In field tests, both the pilot and the system made decisions based on the same raw images when navigating to a target waypoint. Air-Guardian success is measured by cumulative rewards earned during the flight and the shorter path to the waypoint. Guardian reduces the risk level of flying and increases the success rate of navigating to the target point.

Ramin Hasani, a member of MIT's CSAIL research institute and inventor of Liquid Neural Network, added: "This system represents a human-centered approach to AI aviation innovation. Our use of Liquid Neural Network provides a dynamic, adaptive approach to ensure that AI does not simply replace human judgment, but complements it, thereby improving safety and collaboration in the skies."

Technical foundation and future prospects

Air-Guardian's real strength lies in its underlying technology. It uses an optimization-based collaboration layer that leverages human and machine visual attention, as well as a liquid closed-form continuous-time neural network (CfC) known for deciphering cause-and-effect relationships, to analyze incoming images for important information. Complementary, the VisualBackProp algorithm identifies the system's focus in the image, ensuring a clear understanding of its attention map.

To be widely used in the future, the human-machine interface needs to be improved. Feedback suggested that an indicator, such as a bar graph, might provide a more visual representation of when the monitoring system begins to take control.

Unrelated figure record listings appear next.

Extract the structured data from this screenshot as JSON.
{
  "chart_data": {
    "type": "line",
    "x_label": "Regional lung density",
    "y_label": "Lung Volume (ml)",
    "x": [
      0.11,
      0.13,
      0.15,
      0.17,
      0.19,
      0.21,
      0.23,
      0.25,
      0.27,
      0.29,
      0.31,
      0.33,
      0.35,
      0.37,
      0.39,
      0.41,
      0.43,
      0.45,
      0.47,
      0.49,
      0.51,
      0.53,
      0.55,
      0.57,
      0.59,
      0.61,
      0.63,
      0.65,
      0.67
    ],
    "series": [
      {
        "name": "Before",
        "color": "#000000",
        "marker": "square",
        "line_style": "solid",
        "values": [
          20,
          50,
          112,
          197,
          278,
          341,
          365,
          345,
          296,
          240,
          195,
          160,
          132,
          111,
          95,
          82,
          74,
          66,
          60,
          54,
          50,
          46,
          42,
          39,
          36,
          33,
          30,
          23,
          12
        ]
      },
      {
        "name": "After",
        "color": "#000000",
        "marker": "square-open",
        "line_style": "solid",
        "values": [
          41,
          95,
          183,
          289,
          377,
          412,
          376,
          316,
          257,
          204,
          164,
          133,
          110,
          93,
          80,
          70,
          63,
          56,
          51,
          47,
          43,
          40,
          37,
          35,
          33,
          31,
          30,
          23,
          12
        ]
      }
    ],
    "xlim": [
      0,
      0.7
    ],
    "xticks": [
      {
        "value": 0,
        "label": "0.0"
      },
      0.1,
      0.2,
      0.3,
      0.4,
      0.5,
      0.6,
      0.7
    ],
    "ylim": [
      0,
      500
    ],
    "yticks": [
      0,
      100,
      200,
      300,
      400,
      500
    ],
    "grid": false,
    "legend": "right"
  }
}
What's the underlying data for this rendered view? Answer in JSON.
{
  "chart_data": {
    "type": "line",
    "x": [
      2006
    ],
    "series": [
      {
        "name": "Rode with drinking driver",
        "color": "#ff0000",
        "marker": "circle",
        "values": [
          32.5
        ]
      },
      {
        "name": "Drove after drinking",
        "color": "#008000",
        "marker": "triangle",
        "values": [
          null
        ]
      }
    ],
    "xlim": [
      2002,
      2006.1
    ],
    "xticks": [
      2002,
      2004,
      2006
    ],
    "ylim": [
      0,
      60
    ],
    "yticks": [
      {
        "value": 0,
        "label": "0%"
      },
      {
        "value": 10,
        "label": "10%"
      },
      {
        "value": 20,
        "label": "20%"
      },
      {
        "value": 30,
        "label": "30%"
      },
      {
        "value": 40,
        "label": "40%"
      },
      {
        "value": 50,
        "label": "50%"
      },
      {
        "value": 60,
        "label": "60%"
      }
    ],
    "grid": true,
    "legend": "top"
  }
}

SkyGuard heralds a new era of safer skies, providing a reliable safety net for those moments when human attention wavers.

"The SkyGuard system highlights the synergy between human expertise and machine learning, furthering the goal of using machine learning to enhance pilot capabilities and reduce operational errors in challenging scenarios," said Daniela Rus, the Andrew (1956) and Erna Viterbi Professor of Electrical Engineering and Computer Science at MIT, director of CSAIL, and senior author of the paper.

"One of the most interesting results of using visual attention metrics in this work is the potential for human pilots to intervene earlier and improve interpretability," said Stephanie Gil, assistant professor of computer science at Harvard University. "This shows a great example of how to use artificial intelligence to work with humans, lowering the threshold for achieving trust by leveraging natural communication mechanisms between humans and artificial intelligence systems."